"As empresas em Portugal serão proibidas de contactar os trabalhadores fora do horário de trabalho e têm de suportar os seus custos adicionais de energia e comunicações ao abrigo de uma das leis europeias mais favoráveis ao trabalhador para regulamentar o trabalho no domicílio", começa por explicar o jornal inglês Financial Times num artigo que publicou esta segunda-feira sobre o direito a desligar que foi aprovado no passado dia 3 de novembro pela Assembleia da República. Ou seja, uma das alterações ao Código do Trabalho que se baseia no direito a desligar dos trabalhadores no período de descanso, durante o qual os empregadores não podem contactar os mesmos.
“O empregador tem o dever de se abster de contactar o trabalhador no período de descanso, ressalvadas as situações de força maior”, pode ler-se na proposta do PS. “Constitui contraordenação grave a violação” do disposto neste artigo, explicaram os socialistas. Importa referir que, no mesmo artigo, consta uma norma que estabelece que “constitui ação discriminatória (…) qualquer tratamento desvantajoso, em matéria de condições de trabalho e de evolução profissional, dado a trabalhador pelo facto de exercer o direito estabelecido no número anterior”.
"Portugal proibiu os patrões de enviar mensagens de texto aos funcionários depois do trabalho. Isso poderia acontecer nos EUA?", questiona o também britânico The Guardian num texto publicado no mesmo dia. "Os países que protegem o direito das pessoas a um equilíbrio saudável entre a vida profissional e a familiar estão a responder de maneira adequada à cultura de trabalho moderna", continua, ressalvando que "Portugal não é o único país a modernizar as suas leis laborais; cidadãos de França, Espanha, Bélgica, Eslováquia, Itália, Filipinas, Argentina, Índia, etc. desfrutam do “direito de se desconectar” – ou se abster, sem punição, de trabalhar e comunicar com os seus empregadores durante os períodos de descanso designados", explicita. Recorde-se que outra novidade desta lei prende-se com a promoção dos contactos presenciais entre os trabalhadores e as chefias com intervalos não superiores a dois meses para que se possa “diligenciar no sentido da redução do isolamento do trabalhador, promovendo, com a periodicidade estabelecida no acordo de teletrabalho, ou, em caso de omissão, com intervalos não superiores a dois meses, contactos presenciais dele com as chefias e demais trabalhadores” segundo o PS.

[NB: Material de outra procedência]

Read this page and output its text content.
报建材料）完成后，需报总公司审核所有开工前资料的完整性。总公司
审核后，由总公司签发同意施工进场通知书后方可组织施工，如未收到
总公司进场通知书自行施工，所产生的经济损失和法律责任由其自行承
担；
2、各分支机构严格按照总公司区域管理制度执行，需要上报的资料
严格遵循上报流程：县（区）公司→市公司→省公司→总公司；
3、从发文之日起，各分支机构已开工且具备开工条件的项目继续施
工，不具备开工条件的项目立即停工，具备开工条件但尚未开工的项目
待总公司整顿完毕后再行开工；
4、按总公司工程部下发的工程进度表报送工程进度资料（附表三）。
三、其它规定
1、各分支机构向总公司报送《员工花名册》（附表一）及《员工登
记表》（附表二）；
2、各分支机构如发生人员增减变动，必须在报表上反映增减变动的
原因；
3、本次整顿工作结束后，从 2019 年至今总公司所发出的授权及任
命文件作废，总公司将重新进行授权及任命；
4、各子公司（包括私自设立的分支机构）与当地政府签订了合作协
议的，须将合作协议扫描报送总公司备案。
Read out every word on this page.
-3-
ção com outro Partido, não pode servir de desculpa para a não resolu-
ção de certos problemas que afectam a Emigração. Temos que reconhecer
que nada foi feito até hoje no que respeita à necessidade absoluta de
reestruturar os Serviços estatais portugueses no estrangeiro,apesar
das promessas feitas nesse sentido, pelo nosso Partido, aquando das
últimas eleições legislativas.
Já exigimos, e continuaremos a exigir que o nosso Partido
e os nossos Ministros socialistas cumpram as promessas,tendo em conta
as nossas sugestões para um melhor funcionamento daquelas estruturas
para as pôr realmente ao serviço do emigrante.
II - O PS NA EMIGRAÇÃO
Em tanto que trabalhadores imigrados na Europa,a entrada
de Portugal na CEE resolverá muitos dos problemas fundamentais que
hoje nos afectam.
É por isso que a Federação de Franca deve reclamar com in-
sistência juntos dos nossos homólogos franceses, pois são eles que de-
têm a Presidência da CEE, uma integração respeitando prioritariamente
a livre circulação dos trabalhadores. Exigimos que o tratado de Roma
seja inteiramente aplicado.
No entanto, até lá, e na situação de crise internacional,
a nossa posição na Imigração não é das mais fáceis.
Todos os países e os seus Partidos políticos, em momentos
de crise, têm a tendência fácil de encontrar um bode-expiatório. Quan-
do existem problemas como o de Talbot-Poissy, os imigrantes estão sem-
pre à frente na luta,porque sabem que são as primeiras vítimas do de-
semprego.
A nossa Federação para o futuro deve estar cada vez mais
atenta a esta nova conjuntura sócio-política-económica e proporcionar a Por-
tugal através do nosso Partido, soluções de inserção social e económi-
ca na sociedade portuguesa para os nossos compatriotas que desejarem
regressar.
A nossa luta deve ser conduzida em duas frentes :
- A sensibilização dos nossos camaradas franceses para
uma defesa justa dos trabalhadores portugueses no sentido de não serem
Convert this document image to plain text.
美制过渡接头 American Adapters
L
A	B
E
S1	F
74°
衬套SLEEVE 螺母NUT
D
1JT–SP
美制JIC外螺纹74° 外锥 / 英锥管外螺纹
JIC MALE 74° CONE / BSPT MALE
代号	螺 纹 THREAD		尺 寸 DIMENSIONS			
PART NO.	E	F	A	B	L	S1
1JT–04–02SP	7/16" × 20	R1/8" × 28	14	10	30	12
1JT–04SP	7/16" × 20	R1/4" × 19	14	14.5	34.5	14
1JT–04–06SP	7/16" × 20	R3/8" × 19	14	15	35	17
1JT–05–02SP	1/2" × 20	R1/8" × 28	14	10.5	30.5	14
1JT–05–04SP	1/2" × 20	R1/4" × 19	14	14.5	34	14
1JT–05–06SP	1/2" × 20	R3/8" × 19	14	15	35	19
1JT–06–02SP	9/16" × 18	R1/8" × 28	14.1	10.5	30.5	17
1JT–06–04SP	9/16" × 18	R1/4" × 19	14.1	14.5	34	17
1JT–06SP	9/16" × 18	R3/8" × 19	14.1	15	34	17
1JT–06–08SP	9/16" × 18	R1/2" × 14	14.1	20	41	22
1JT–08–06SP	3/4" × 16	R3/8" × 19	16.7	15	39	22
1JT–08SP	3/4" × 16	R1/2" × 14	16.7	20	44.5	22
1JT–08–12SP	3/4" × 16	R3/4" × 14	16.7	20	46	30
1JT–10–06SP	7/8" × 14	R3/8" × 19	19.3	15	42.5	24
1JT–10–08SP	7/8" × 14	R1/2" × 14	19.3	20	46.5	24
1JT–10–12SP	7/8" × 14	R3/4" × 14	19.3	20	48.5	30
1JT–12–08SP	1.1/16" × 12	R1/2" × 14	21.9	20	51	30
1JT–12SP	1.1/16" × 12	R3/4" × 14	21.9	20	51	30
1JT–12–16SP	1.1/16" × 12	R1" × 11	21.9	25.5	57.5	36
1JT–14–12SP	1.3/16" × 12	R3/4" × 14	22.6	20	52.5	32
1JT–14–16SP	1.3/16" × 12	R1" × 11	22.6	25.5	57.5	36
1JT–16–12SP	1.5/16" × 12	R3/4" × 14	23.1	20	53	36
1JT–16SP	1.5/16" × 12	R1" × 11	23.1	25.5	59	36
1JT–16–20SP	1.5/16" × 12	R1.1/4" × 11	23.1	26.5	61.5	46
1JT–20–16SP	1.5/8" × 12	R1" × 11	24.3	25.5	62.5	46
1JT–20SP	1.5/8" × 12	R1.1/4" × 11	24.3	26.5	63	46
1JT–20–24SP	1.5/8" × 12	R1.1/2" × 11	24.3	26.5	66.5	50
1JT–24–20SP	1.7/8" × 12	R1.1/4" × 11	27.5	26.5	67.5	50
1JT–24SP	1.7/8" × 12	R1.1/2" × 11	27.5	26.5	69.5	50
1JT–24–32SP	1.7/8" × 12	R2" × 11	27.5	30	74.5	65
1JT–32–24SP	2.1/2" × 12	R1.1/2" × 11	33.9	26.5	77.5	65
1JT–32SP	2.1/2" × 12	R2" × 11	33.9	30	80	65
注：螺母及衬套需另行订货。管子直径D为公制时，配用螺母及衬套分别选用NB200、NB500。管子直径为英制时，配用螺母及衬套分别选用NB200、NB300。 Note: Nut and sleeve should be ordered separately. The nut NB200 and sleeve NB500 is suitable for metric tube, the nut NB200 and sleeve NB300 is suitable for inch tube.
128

Ainda que outros órgãos internacionais de informação tenham feito a cobertura deste tema, como a CNN ou a BBC, o primeiro a prestar atenção ao mesmo foi a agência norte-americana Associated Press. "O parlamento de Portugal aprovou na sexta-feira novas leis sobre o trabalho em casa, introduzindo proteção adicional para os funcionários que fazem o seu trabalho fora das instalações da empresa. As novas regras são uma resposta à tendência do aumento do teletrabalho durante a pandemia COVID-19, disse o governo socialista", avançaram no dia 5 de novembro, acrescentando que o Executivo "vê vantagens" em trabalhar em casa, mas deseja adaptar a legislação trabalhista a este regime. Por isso, "os regulamentos trazem novas penalidades para as empresas que perturbam a privacidade dos funcionários ou das suas famílias e obrigam-as a compensar os funcionários pelas despesas relacionadas ao trabalho em casa".
É também de referir que estas mudanças foram satirizadas no programa de televisão norte-americano The Daily Show, apresentado pelo comediante Trevor Noah. Descrevendo o direito a desligar como uma decisão "mesmo gangsta", indicou que “uma vitória dos trabalhadores em Portugal e na maioria da Europa é ilegalizar que o chefe nos contacte a partir das cinco da tarde. Entretanto, na América, uma grande vitória laboral é que agora os trabalhadores da Amazon podem escolher em que garrafas, de vidro ou plástico, querem urinar".